Be mindful of whether there would be any issues with the manager who is conducting the hearing also conducting the investigation. As an example, if the manager has a particularly poor relationship with one of the potential witnesses, it may be better for someone else to conduct that meeting.
4. How Should You Structure a Grievance Investigation?
We suggest that you create a document that sets out the scope of investigation.
A good approach can be to create a simple table that sets out the issues that the individual is complaining about. You can set out what questions you have about the issues and how you could get answers to those questions.
Taking this structured approach means that you miss nothing.
You can and should ask the employee who has raised the grievance whether there is anyone they would like you to speak with as part of the investigation.
When you’ve decided on who you need to speak with, you need to invite each person to a meeting.
With investigation meetings there you should give reasonable notice of the meeting to individuals. Individuals (other than the person raising the grievance) do not have a legal right to be accompanied at an investigation meeting. Having said that, you should check your grievance policy as it’s possible that your policy does state that people can be accompanied at investigatory meetings and if it does then it is important that you allow this.
During the meeting, you’ll pose questions to the individual and give them the opportunity to respond to those questions. They will also be able to share any other information they have which they feel is relevant.
You’ll take notes and then provide those notes to the individual who has participated in the meeting so that they can confirm they are accurate.
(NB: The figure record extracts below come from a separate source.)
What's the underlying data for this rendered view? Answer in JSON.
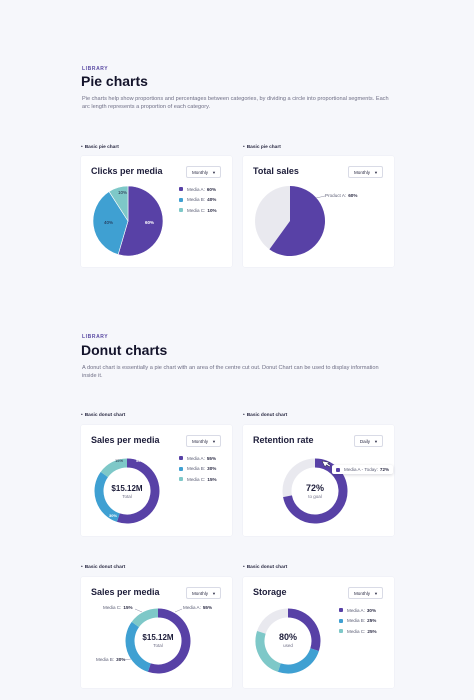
{
  "pie": {
    "kicker": "LIBRARY",
    "title": "Pie charts",
    "desc": "Pie charts help show proportions and percentages between categories, by dividing a circle into proportional segments. Each arc length represents a proportion of each category."
  },
  "donut": {
    "kicker": "LIBRARY",
    "title": "Donut charts",
    "desc": "A donut chart is essentially a pie chart with an area of the centre cut out. Donut Chart can be used to display information inside it."
  },
  "cards": {
    "c1": {
      "label": "Basic pie chart",
      "title": "Clicks per media",
      "dropdown": "Monthly",
      "legend": [
        {
          "name": "Media A:",
          "value": "60%"
        },
        {
          "name": "Media B:",
          "value": "40%"
        },
        {
          "name": "Media C:",
          "value": "10%"
        }
      ]
    },
    "c2": {
      "label": "Basic pie chart",
      "title": "Total sales",
      "dropdown": "Monthly",
      "callout": "Product A:",
      "callout_value": "60%"
    },
    "c3": {
      "label": "Basic donut chart",
      "title": "Sales per media",
      "dropdown": "Monthly",
      "center_value": "$15.12M",
      "center_sub": "Total",
      "legend": [
        {
          "name": "Media A:",
          "value": "55%"
        },
        {
          "name": "Media B:",
          "value": "30%"
        },
        {
          "name": "Media C:",
          "value": "15%"
        }
      ]
    },
    "c4": {
      "label": "Basic donut chart",
      "title": "Retention rate",
      "dropdown": "Daily",
      "center_value": "72%",
      "center_sub": "to goal",
      "tooltip_name": "Media A - Today:",
      "tooltip_value": "72%"
    },
    "c5": {
      "label": "Basic donut chart",
      "title": "Sales per media",
      "dropdown": "Monthly",
      "center_value": "$15.12M",
      "center_sub": "Total",
      "callout_a": "Media A:",
      "callout_a_value": "55%",
      "callout_b": "Media B:",
      "callout_b_value": "30%",
      "callout_c": "Media C:",
      "callout_c_value": "15%"
    },
    "c6": {
      "label": "Basic donut chart",
      "title": "Storage",
      "dropdown": "Monthly",
      "center_value": "80%",
      "center_sub": "used",
      "legend": [
        {
          "name": "Media A:",
          "value": "30%"
        },
        {
          "name": "Media B:",
          "value": "25%"
        },
        {
          "name": "Media C:",
          "value": "25%"
        }
      ]
    }
  },
  "colors": {
    "purple": "#5841a6",
    "blue": "#3fa0d2",
    "teal": "#7ec8c8",
    "grey": "#e9e9ef"
  },
  "chart_data": [
    {
      "type": "pie",
      "title": "Clicks per media",
      "categories": [
        "Media A",
        "Media B",
        "Media C"
      ],
      "values": [
        60,
        40,
        10
      ],
      "data_labels": [
        "60%",
        "40%",
        "10%"
      ]
    },
    {
      "type": "pie",
      "title": "Total sales",
      "categories": [
        "Product A"
      ],
      "values": [
        60
      ]
    },
    {
      "type": "pie",
      "title": "Sales per media",
      "categories": [
        "Media A",
        "Media B",
        "Media C"
      ],
      "values": [
        55,
        30,
        15
      ],
      "data_labels": [
        "55%",
        "30%",
        "15%"
      ]
    },
    {
      "type": "pie",
      "title": "Retention rate",
      "categories": [
        "Media A - Today"
      ],
      "values": [
        72
      ]
    },
    {
      "type": "pie",
      "title": "Sales per media",
      "categories": [
        "Media A",
        "Media B",
        "Media C"
      ],
      "values": [
        55,
        30,
        15
      ]
    },
    {
      "type": "pie",
      "title": "Storage",
      "categories": [
        "Media A",
        "Media B",
        "Media C"
      ],
      "values": [
        30,
        25,
        25
      ]
    }
  ]
}
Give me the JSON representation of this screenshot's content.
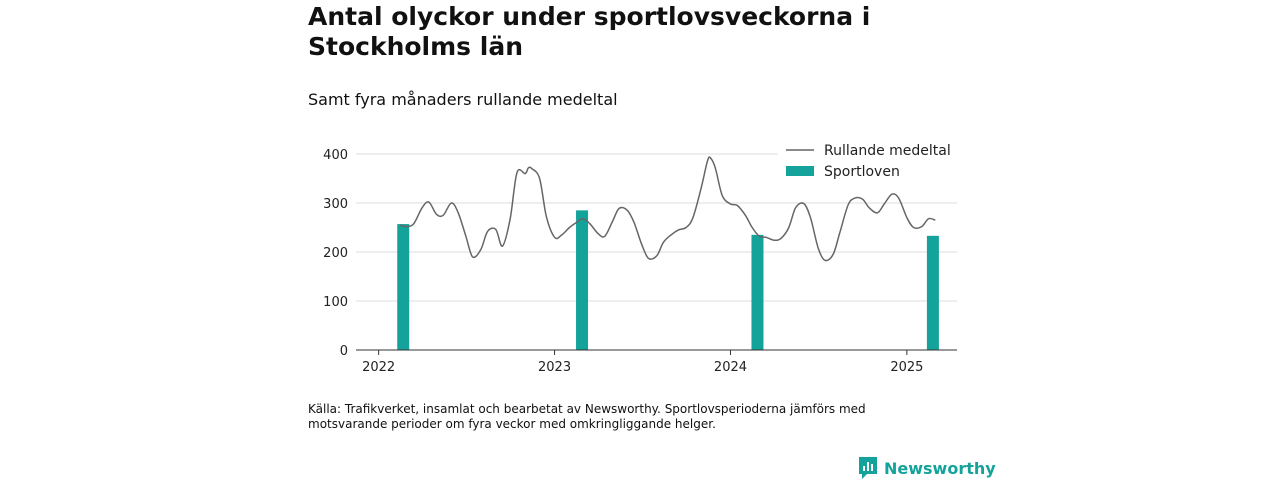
{
  "header": {
    "title": "Antal olyckor under sportlovsveckorna i Stockholms län",
    "subtitle": "Samt fyra månaders rullande medeltal"
  },
  "footer": {
    "source": "Källa: Trafikverket, insamlat och bearbetat av Newsworthy. Sportlovsperioderna jämförs med motsvarande perioder om fyra veckor med omkringliggande helger.",
    "brand": "Newsworthy"
  },
  "colors": {
    "line": "#666666",
    "bars": "#14a39a",
    "grid": "#dddddd",
    "brand": "#14a39a"
  },
  "icons": {
    "brand_logo": "bar-chart-speech-bubble-icon"
  },
  "chart_data": {
    "type": "bar+line",
    "title": "Antal olyckor under sportlovsveckorna i Stockholms län",
    "subtitle": "Samt fyra månaders rullande medeltal",
    "xlabel": "",
    "ylabel": "",
    "x_ticks": [
      "2022",
      "2023",
      "2024",
      "2025"
    ],
    "y_ticks": [
      0,
      100,
      200,
      300,
      400
    ],
    "ylim": [
      0,
      400
    ],
    "xlim": [
      "2021-11-15",
      "2025-04-15"
    ],
    "grid": true,
    "legend_position": "top-right",
    "series": [
      {
        "name": "Rullande medeltal",
        "type": "line",
        "points": [
          [
            "2022-02-15",
            255
          ],
          [
            "2022-03-01",
            252
          ],
          [
            "2022-03-15",
            258
          ],
          [
            "2022-04-01",
            290
          ],
          [
            "2022-04-15",
            302
          ],
          [
            "2022-05-01",
            277
          ],
          [
            "2022-05-15",
            275
          ],
          [
            "2022-06-01",
            300
          ],
          [
            "2022-06-15",
            280
          ],
          [
            "2022-07-01",
            232
          ],
          [
            "2022-07-15",
            190
          ],
          [
            "2022-08-01",
            205
          ],
          [
            "2022-08-15",
            242
          ],
          [
            "2022-09-01",
            246
          ],
          [
            "2022-09-15",
            212
          ],
          [
            "2022-10-01",
            268
          ],
          [
            "2022-10-15",
            362
          ],
          [
            "2022-11-01",
            360
          ],
          [
            "2022-11-08",
            372
          ],
          [
            "2022-11-15",
            370
          ],
          [
            "2022-12-01",
            350
          ],
          [
            "2022-12-15",
            272
          ],
          [
            "2023-01-01",
            230
          ],
          [
            "2023-01-15",
            234
          ],
          [
            "2023-02-01",
            250
          ],
          [
            "2023-02-15",
            260
          ],
          [
            "2023-03-01",
            268
          ],
          [
            "2023-03-15",
            258
          ],
          [
            "2023-04-01",
            238
          ],
          [
            "2023-04-15",
            232
          ],
          [
            "2023-05-01",
            262
          ],
          [
            "2023-05-15",
            289
          ],
          [
            "2023-06-01",
            285
          ],
          [
            "2023-06-15",
            260
          ],
          [
            "2023-07-01",
            215
          ],
          [
            "2023-07-15",
            187
          ],
          [
            "2023-08-01",
            192
          ],
          [
            "2023-08-15",
            220
          ],
          [
            "2023-09-01",
            236
          ],
          [
            "2023-09-15",
            245
          ],
          [
            "2023-10-01",
            250
          ],
          [
            "2023-10-15",
            270
          ],
          [
            "2023-11-01",
            330
          ],
          [
            "2023-11-15",
            388
          ],
          [
            "2023-11-22",
            390
          ],
          [
            "2023-12-01",
            370
          ],
          [
            "2023-12-15",
            315
          ],
          [
            "2024-01-01",
            298
          ],
          [
            "2024-01-15",
            295
          ],
          [
            "2024-02-01",
            275
          ],
          [
            "2024-02-15",
            250
          ],
          [
            "2024-03-01",
            232
          ],
          [
            "2024-03-15",
            230
          ],
          [
            "2024-04-01",
            224
          ],
          [
            "2024-04-15",
            228
          ],
          [
            "2024-05-01",
            250
          ],
          [
            "2024-05-15",
            290
          ],
          [
            "2024-06-01",
            299
          ],
          [
            "2024-06-15",
            270
          ],
          [
            "2024-07-01",
            208
          ],
          [
            "2024-07-15",
            183
          ],
          [
            "2024-08-01",
            195
          ],
          [
            "2024-08-15",
            240
          ],
          [
            "2024-09-01",
            296
          ],
          [
            "2024-09-15",
            310
          ],
          [
            "2024-10-01",
            308
          ],
          [
            "2024-10-15",
            290
          ],
          [
            "2024-11-01",
            280
          ],
          [
            "2024-11-15",
            298
          ],
          [
            "2024-12-01",
            318
          ],
          [
            "2024-12-15",
            310
          ],
          [
            "2025-01-01",
            270
          ],
          [
            "2025-01-15",
            250
          ],
          [
            "2025-02-01",
            252
          ],
          [
            "2025-02-15",
            268
          ],
          [
            "2025-03-01",
            265
          ]
        ]
      },
      {
        "name": "Sportloven",
        "type": "bar",
        "points": [
          [
            "2022-02-21",
            257
          ],
          [
            "2023-02-27",
            285
          ],
          [
            "2024-02-26",
            235
          ],
          [
            "2025-02-24",
            233
          ]
        ]
      }
    ]
  }
}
5. What Happens if People Don’t Want to Participate in the Grievance Investigation?
Situations do arise when you ask someone to participate in an investigation regarding a grievance and they state that they would rather not participate.
If the individual is an employee, then you can tell them that refusing to participate could result in a disciplinary case but this is quite extreme.
Typically, we suggest spending some time with any reluctant witness to understand why they do not wish to participate. You should explore whether anything can be done to make them more comfortable.
It could be that someone does not want to attend a meeting but is willing to provide a written statement and this is an option.
We really don’t recommend threatening someone with disciplinary action unless you feel they are being deliberately obstructive.
6. What About Confidentiality?
When leading a grievance investigation, you may encounter a situation where someone tells you they are only happy to give a statement if they can remain anonymous. This can be difficult to manage. You might need to use their evidence, but if they’re not prepared to be named, this may be a challenge.
If someone requests anonymity, then understand what it is that they are concerned about and consider whether there is a way for their identity to remain undisclosed.
You should be clear with anyone participating in the process how their statement will be used and who it will be shared with. You should also get consent from them for their statement to be used in this way.
7. Does an Investigation Only Require Taking Statements From People?
No. Your investigation may also require you to seek documentation, emails, review CCTV footage, and any other relevant information or data points.
8. What Do I Do With the Information I Gather for the Grievance?
Once you have completed your investigation you should write a report which pulls together the information that you have gathered.
In the report you should set out the scope of the investigation and your key findings.
This report will then start to form the basis of the outcome letter that you send to the employee who has raised the grievance.